Forever A Champion-Blaine Johnson (1 Viewer)

TopFuel@Lions

Nitro Member
Not a re-post here for a change, another year, another year of thinking about one of my all time favorite drivers, Blaine Johnson. When the calendar hits late August and the Nationals comes around, I think of Blaine. One of the best pure drivers ever.

This guy would have fit in any era, he would have been a beast in the golden age of front engine fuelers or todays beasts.



TopFuel@Lions
Talladega Short Track Announcer
 
It wasn’t just that Blaine was such a great driver, although he was. But Alan Johnson was beginning to prove he is one of the best to ever tune a blown nitro Hemi.
Between the two of them, the nitro record book would have been completely rewritten to never be equaled, or surpassed.
 
Not a re-post here for a change, another year, another year of thinking about one of my all time favorite drivers, Blaine Johnson. When the calendar hits late August and the Nationals comes around, I think of Blaine. One of the best pure drivers ever.

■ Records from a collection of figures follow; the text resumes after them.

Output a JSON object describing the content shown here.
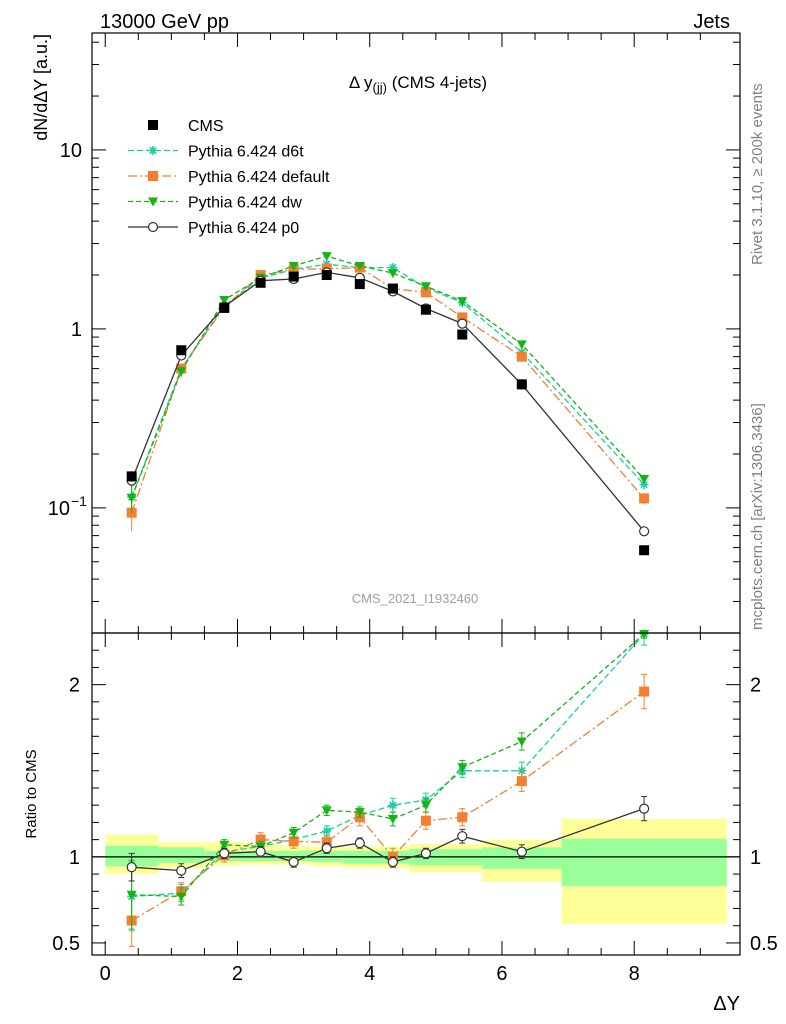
{
  "header": {
    "energy_label": "13000 GeV pp",
    "process_label": "Jets",
    "rivet_label": "Rivet 3.1.10, ≥ 200k events",
    "source_label": "mcplots.cern.ch [arXiv:1306.3436]",
    "analysis_id": "CMS_2021_I1932460"
  },
  "colors": {
    "cms": "#000000",
    "d6t": "#19cfa0",
    "default": "#f47f30",
    "dw": "#14b414",
    "p0": "#333333",
    "band_inner": "#99ff99",
    "band_outer": "#ffff99"
  },
  "chart_data": [
    {
      "type": "line",
      "title": "Δ y(jj) (CMS 4-jets)",
      "title_main": "Δ y",
      "title_sub": "(jj)",
      "title_rest": " (CMS 4-jets)",
      "ylabel": "dN/dΔY [a.u.]",
      "xlabel": "ΔY",
      "yscale": "log",
      "xlim": [
        -0.2,
        9.6
      ],
      "ylim": [
        0.02,
        45
      ],
      "yticks": [
        {
          "value": 0.1,
          "label": "10",
          "exp": "−1"
        },
        {
          "value": 1,
          "label": "1",
          "exp": ""
        },
        {
          "value": 10,
          "label": "10",
          "exp": ""
        }
      ],
      "legend_position": "top-left",
      "series": [
        {
          "name": "CMS",
          "key": "cms",
          "marker": "square",
          "dash": "none",
          "x": [
            0.4,
            1.15,
            1.8,
            2.35,
            2.85,
            3.35,
            3.85,
            4.35,
            4.85,
            5.4,
            6.3,
            8.15
          ],
          "y": [
            0.15,
            0.76,
            1.31,
            1.81,
            1.96,
            2.0,
            1.78,
            1.68,
            1.28,
            0.93,
            0.49,
            0.058
          ],
          "err": [
            0.01,
            0.03,
            0.04,
            0.05,
            0.05,
            0.05,
            0.05,
            0.05,
            0.04,
            0.03,
            0.02,
            0.003
          ]
        },
        {
          "name": "Pythia 6.424 d6t",
          "key": "d6t",
          "marker": "star",
          "dash": "6,3",
          "x": [
            0.4,
            1.15,
            1.8,
            2.35,
            2.85,
            3.35,
            3.85,
            4.35,
            4.85,
            5.4,
            6.3,
            8.15
          ],
          "y": [
            0.115,
            0.6,
            1.35,
            1.92,
            2.15,
            2.3,
            2.2,
            2.2,
            1.7,
            1.4,
            0.74,
            0.135
          ],
          "err": [
            0.02,
            0.04,
            0.05,
            0.06,
            0.06,
            0.06,
            0.06,
            0.06,
            0.05,
            0.04,
            0.03,
            0.008
          ]
        },
        {
          "name": "Pythia 6.424 default",
          "key": "default",
          "marker": "square",
          "dash": "9,3,2,3",
          "x": [
            0.4,
            1.15,
            1.8,
            2.35,
            2.85,
            3.35,
            3.85,
            4.35,
            4.85,
            5.4,
            6.3,
            8.15
          ],
          "y": [
            0.094,
            0.6,
            1.32,
            2.0,
            2.15,
            2.17,
            2.2,
            1.68,
            1.6,
            1.16,
            0.7,
            0.113
          ],
          "err": [
            0.02,
            0.04,
            0.05,
            0.06,
            0.06,
            0.06,
            0.06,
            0.06,
            0.05,
            0.04,
            0.03,
            0.008
          ]
        },
        {
          "name": "Pythia 6.424 dw",
          "key": "dw",
          "marker": "triangle-down",
          "dash": "5,3",
          "x": [
            0.4,
            1.15,
            1.8,
            2.35,
            2.85,
            3.35,
            3.85,
            4.35,
            4.85,
            5.4,
            6.3,
            8.15
          ],
          "y": [
            0.114,
            0.58,
            1.45,
            1.93,
            2.25,
            2.55,
            2.25,
            2.05,
            1.73,
            1.43,
            0.82,
            0.145
          ],
          "err": [
            0.02,
            0.04,
            0.05,
            0.06,
            0.06,
            0.06,
            0.06,
            0.06,
            0.05,
            0.04,
            0.03,
            0.008
          ]
        },
        {
          "name": "Pythia 6.424 p0",
          "key": "p0",
          "marker": "circle-open",
          "dash": "none",
          "x": [
            0.4,
            1.15,
            1.8,
            2.35,
            2.85,
            3.35,
            3.85,
            4.35,
            4.85,
            5.4,
            6.3,
            8.15
          ],
          "y": [
            0.142,
            0.71,
            1.33,
            1.86,
            1.9,
            2.07,
            1.93,
            1.62,
            1.3,
            1.07,
            0.49,
            0.074
          ],
          "err": [
            0.01,
            0.03,
            0.04,
            0.05,
            0.05,
            0.05,
            0.05,
            0.05,
            0.04,
            0.03,
            0.02,
            0.004
          ]
        }
      ]
    },
    {
      "type": "line",
      "ylabel": "Ratio to CMS",
      "xlabel": "ΔY",
      "xlim": [
        -0.2,
        9.6
      ],
      "ylim": [
        0.43,
        2.3
      ],
      "reference_line": 1,
      "xticks": [
        0,
        2,
        4,
        6,
        8
      ],
      "yticks": [
        {
          "value": 0.5,
          "label": "0.5"
        },
        {
          "value": 1,
          "label": "1"
        },
        {
          "value": 2,
          "label": "2"
        }
      ],
      "bands": [
        {
          "x0": 0.0,
          "x1": 0.8,
          "inner": [
            0.945,
            1.065
          ],
          "outer": [
            0.9,
            1.13
          ]
        },
        {
          "x0": 0.8,
          "x1": 1.5,
          "inner": [
            0.965,
            1.055
          ],
          "outer": [
            0.935,
            1.085
          ]
        },
        {
          "x0": 1.5,
          "x1": 2.1,
          "inner": [
            0.975,
            1.035
          ],
          "outer": [
            0.95,
            1.085
          ]
        },
        {
          "x0": 2.1,
          "x1": 2.6,
          "inner": [
            0.975,
            1.035
          ],
          "outer": [
            0.955,
            1.075
          ]
        },
        {
          "x0": 2.6,
          "x1": 3.1,
          "inner": [
            0.975,
            1.035
          ],
          "outer": [
            0.955,
            1.065
          ]
        },
        {
          "x0": 3.1,
          "x1": 3.6,
          "inner": [
            0.97,
            1.035
          ],
          "outer": [
            0.945,
            1.06
          ]
        },
        {
          "x0": 3.6,
          "x1": 4.1,
          "inner": [
            0.96,
            1.035
          ],
          "outer": [
            0.935,
            1.06
          ]
        },
        {
          "x0": 4.1,
          "x1": 4.6,
          "inner": [
            0.96,
            1.035
          ],
          "outer": [
            0.935,
            1.06
          ]
        },
        {
          "x0": 4.6,
          "x1": 5.7,
          "inner": [
            0.95,
            1.045
          ],
          "outer": [
            0.91,
            1.075
          ]
        },
        {
          "x0": 5.7,
          "x1": 6.9,
          "inner": [
            0.93,
            1.055
          ],
          "outer": [
            0.855,
            1.1
          ]
        },
        {
          "x0": 6.9,
          "x1": 9.4,
          "inner": [
            0.83,
            1.105
          ],
          "outer": [
            0.61,
            1.22
          ]
        }
      ],
      "series": [
        {
          "name": "Pythia 6.424 d6t",
          "key": "d6t",
          "marker": "star",
          "dash": "6,3",
          "x": [
            0.4,
            1.15,
            1.8,
            2.35,
            2.85,
            3.35,
            3.85,
            4.35,
            4.85,
            5.4,
            6.3,
            8.15
          ],
          "y": [
            0.77,
            0.79,
            1.03,
            1.06,
            1.1,
            1.15,
            1.24,
            1.3,
            1.33,
            1.5,
            1.5,
            2.31
          ],
          "err": [
            0.2,
            0.05,
            0.03,
            0.03,
            0.03,
            0.03,
            0.03,
            0.04,
            0.04,
            0.04,
            0.05,
            0.08
          ]
        },
        {
          "name": "Pythia 6.424 default",
          "key": "default",
          "marker": "square",
          "dash": "9,3,2,3",
          "x": [
            0.4,
            1.15,
            1.8,
            2.35,
            2.85,
            3.35,
            3.85,
            4.35,
            4.85,
            5.4,
            6.3,
            8.15
          ],
          "y": [
            0.63,
            0.8,
            1.01,
            1.1,
            1.09,
            1.085,
            1.23,
            1.0,
            1.21,
            1.23,
            1.44,
            1.96
          ],
          "err": [
            0.15,
            0.05,
            0.04,
            0.04,
            0.04,
            0.04,
            0.05,
            0.05,
            0.05,
            0.05,
            0.06,
            0.1
          ]
        },
        {
          "name": "Pythia 6.424 dw",
          "key": "dw",
          "marker": "triangle-down",
          "dash": "5,3",
          "x": [
            0.4,
            1.15,
            1.8,
            2.35,
            2.85,
            3.35,
            3.85,
            4.35,
            4.85,
            5.4,
            6.3,
            8.15
          ],
          "y": [
            0.78,
            0.77,
            1.07,
            1.06,
            1.14,
            1.27,
            1.26,
            1.22,
            1.3,
            1.52,
            1.67,
            2.35
          ],
          "err": [
            0.2,
            0.05,
            0.03,
            0.03,
            0.03,
            0.03,
            0.03,
            0.04,
            0.04,
            0.04,
            0.05,
            0.08
          ]
        },
        {
          "name": "Pythia 6.424 p0",
          "key": "p0",
          "marker": "circle-open",
          "dash": "none",
          "x": [
            0.4,
            1.15,
            1.8,
            2.35,
            2.85,
            3.35,
            3.85,
            4.35,
            4.85,
            5.4,
            6.3,
            8.15
          ],
          "y": [
            0.94,
            0.92,
            1.02,
            1.03,
            0.97,
            1.05,
            1.08,
            0.97,
            1.02,
            1.12,
            1.03,
            1.28
          ],
          "err": [
            0.08,
            0.04,
            0.03,
            0.03,
            0.03,
            0.03,
            0.03,
            0.03,
            0.03,
            0.04,
            0.04,
            0.07
          ]
        }
      ]
    }
  ]
}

This guy would have fit in any era, he would have been a beast in the golden age of front engine fuelers or todays beasts.



TopFuel@Lions
Talladega Short Track Announcer


 
I buy quite a bit of tooling for work from Travers to this day in part because of that sponsorship. I was only 14 when Blaine died, but I remembered that car, and when I was in a position where I needed to make those kinds of purchases it stuck with me. I just thought Blaine and Alan were the coolest- no big money owner, no slick corporate sponsorship, just a couple of brothers off the farm who worked their way up through the ranks together as driver and tuner. The definition of motorsports privateers.
 
What Ted and Zed said, well put.

I got to see the Johnson run the sand drags as well.



TopFuel@Lions
Talladega Short Track Announcer
 
We were there that day and left the track not knowing Blaine's condition, only to return the next day and find he had passed. It was the first time my son had been at an event where there was a fatality - actually two, as Elmer Trett was also killed that weekend - and very difficult for him. It still brings sadness after all these years. Thankfully Alan stayed in the sport, as his success honors Blaine.
 
The best period. I will never forget receiving the news and being reduced to tears, and then hearing of Elmer's death on my way to school put a big punch back in the gut. Blaine would have been the greatest ever, no question about it. He will always be missed.
 
We were there that weekend, it was my second U.S. Nationals and I was 12. I'll never forget the feeling of the entire weekend with Elmer's passing as well. My dad and I always stuck around late after the race to wait out traffic. We purchased a nitro piston and were getting autographs on it. On our way out the entire Johnson family had a table set up at the end of the grandstands and we're signing autographs. That is just amazing to me.
 
Blaine is one of those what ifs that happen in motorsports when somebody is killed before the reach their potential. I truly believe Blaine and Alan would have changed the face of top fuel racing for decades to come.
So true. I simply extrapolate what Alan has done since ‘96. How many championships with Scelzi, Schumacher and Al-Amabi? 10?
 
I’ve collected various die cast cars for over 30 years. I had the two red cars prior to Blaine’s wreck. I found the blue car at a small shop in Tulsa a couple of weeks after the wreck and made the drive to get it.